Last week I went along to talk to a review group working on elder care for the Centre for Social Justice. They wanted my views on how neighbourhood support can be strengthened, and why it should be, to help older people to age in place.
I put some stress on the unrealised potential of new technologies: not so much from the familiar applications like telecare, but more from the point of view of local social networks. It's remarkable how little attention has been paid to the contribution of social media in strengthening and sustaining local connections and thus supporting older people in their neighbourhoods.
Here's an example. Independent Age have just published a report on Older people, technology and community, with the totally misleading subtitle 'the potential of technology to help older people renew or develop social contacts and to actively engage in their communities.'
Unfortunately most of the report is about already-well-known barriers to and uses of technology, not about the development of social connections, although there are revelations for me among the case studies. A main theme for the report is:
Increasing awareness in the public sector of the issue of social isolation and loneliness and encouraging public sector organisations to make adaptations to technology-based services that will help address the problem.

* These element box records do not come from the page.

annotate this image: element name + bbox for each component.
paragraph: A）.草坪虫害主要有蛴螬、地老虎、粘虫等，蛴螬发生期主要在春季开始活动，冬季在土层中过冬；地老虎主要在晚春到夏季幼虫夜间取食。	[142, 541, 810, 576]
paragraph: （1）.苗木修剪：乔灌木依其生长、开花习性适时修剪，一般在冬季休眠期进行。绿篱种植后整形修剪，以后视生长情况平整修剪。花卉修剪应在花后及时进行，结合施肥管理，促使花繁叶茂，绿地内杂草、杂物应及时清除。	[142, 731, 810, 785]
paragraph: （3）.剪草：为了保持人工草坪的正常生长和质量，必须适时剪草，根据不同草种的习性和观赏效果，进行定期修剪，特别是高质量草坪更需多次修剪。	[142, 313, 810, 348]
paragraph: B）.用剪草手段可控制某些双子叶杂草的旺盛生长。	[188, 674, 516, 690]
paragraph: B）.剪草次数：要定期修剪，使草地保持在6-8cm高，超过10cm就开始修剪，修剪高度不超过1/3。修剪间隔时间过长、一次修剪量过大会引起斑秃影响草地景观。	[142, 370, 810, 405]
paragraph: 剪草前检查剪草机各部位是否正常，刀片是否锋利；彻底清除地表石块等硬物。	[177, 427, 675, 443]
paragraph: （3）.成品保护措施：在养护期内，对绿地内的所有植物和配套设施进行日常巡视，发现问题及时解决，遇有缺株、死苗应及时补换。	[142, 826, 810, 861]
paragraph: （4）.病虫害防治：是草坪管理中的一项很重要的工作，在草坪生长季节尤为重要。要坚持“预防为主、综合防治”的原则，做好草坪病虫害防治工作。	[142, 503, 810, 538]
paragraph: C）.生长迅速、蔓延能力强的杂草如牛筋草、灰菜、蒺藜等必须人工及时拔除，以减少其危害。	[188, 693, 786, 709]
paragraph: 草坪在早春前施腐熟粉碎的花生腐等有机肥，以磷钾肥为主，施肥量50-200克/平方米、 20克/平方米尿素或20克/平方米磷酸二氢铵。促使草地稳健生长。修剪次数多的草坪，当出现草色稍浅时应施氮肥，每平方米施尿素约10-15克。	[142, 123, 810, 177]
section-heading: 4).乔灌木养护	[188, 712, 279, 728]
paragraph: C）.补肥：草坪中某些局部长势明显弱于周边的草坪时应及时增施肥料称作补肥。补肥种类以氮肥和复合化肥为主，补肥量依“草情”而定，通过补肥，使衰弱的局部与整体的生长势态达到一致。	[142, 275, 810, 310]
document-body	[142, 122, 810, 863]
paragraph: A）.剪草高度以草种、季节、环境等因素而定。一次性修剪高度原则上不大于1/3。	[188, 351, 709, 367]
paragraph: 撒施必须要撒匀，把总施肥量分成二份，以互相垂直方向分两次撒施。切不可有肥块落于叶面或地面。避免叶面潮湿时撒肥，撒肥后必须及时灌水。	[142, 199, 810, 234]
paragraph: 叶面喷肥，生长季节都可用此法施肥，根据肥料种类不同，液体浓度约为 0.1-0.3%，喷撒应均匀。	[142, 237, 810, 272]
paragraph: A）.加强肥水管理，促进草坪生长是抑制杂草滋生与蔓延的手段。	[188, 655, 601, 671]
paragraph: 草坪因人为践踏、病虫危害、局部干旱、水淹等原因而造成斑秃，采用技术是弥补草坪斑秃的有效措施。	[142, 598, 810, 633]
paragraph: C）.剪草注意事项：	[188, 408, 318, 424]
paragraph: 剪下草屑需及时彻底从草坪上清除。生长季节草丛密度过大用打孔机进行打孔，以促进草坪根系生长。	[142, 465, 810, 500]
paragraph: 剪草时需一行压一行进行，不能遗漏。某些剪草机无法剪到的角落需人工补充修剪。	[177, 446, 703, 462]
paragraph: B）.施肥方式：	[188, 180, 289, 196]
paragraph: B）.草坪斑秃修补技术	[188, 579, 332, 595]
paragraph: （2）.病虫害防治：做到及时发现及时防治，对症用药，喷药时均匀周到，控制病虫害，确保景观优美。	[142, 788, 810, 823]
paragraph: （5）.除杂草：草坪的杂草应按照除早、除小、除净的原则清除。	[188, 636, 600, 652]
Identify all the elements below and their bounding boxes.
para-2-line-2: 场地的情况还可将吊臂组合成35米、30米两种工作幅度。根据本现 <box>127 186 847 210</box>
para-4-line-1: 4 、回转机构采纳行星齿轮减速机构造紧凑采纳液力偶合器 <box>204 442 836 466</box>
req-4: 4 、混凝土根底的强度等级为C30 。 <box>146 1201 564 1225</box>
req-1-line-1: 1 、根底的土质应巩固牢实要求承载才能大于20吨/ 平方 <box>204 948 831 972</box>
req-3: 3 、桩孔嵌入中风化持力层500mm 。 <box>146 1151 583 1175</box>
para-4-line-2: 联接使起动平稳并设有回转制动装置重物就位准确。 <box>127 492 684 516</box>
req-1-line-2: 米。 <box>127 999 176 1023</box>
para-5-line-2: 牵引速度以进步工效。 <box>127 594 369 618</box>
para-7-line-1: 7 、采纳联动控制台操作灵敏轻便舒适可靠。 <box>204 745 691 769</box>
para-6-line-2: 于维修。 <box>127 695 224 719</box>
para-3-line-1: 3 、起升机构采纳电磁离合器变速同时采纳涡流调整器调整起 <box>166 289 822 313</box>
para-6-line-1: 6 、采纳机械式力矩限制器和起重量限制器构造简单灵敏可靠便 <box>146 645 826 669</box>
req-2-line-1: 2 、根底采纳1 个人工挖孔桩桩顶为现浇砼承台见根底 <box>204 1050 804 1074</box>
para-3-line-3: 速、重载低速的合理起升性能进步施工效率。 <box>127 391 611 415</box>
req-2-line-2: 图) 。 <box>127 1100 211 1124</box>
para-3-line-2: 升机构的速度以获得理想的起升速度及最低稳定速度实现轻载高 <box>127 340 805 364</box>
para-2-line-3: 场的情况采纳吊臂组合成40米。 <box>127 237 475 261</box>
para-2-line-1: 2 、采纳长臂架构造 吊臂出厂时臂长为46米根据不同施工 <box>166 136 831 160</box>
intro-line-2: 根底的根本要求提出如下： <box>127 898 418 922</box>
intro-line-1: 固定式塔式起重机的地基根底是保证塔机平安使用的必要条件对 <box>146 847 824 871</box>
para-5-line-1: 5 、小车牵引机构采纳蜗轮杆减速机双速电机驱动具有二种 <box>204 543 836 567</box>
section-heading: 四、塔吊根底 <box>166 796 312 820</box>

This is all very well but it risks over-emphasising the negative, misses the potential for older people to play interdependent roles, and completely overlooks the opportunity of local citizen-based online resources.
How come this lack of awareness persists? Three years ago Danny Bull, who set up MyNeighbourhoods told me:
‘Our senior citizens have been integral to our growth, fuelled by the possibility of real-world communication as a result of initiating contact with others online. We’ve witnessed everything from elderly users trading books locally to a bit of light hearted flirting.’ (I published the comment here in 2008)
The potential has always been there but I'm beginning to suspect that much of the problem lies with the age agencies and the attitudes of professionals. Understandably perhaps, they seem too often preoccupied with technical barriers that diminish the quality of life of older people. The more you have to deal with those problems I suppose, the more you are going to look at them in mechanistic ways, rather than recognising organic social solutions. (As an aside, there's also a need to differentiate the important range of skills and experience represented by the term 'older people', even though there's been plenty of discussion about how the younger old can support the older old). Neighbours are seldom recognised as part of the solution to older people's care needs (so all credit to the CSJ for their awareness): and as this report shows, people can reflect extensively on technological applications without seeing the potential to stimulate neighbourly support.
Then again, I may be wrong and very little online-enabled neighbourhood support is actually going on. But that's not the impression I've been getting.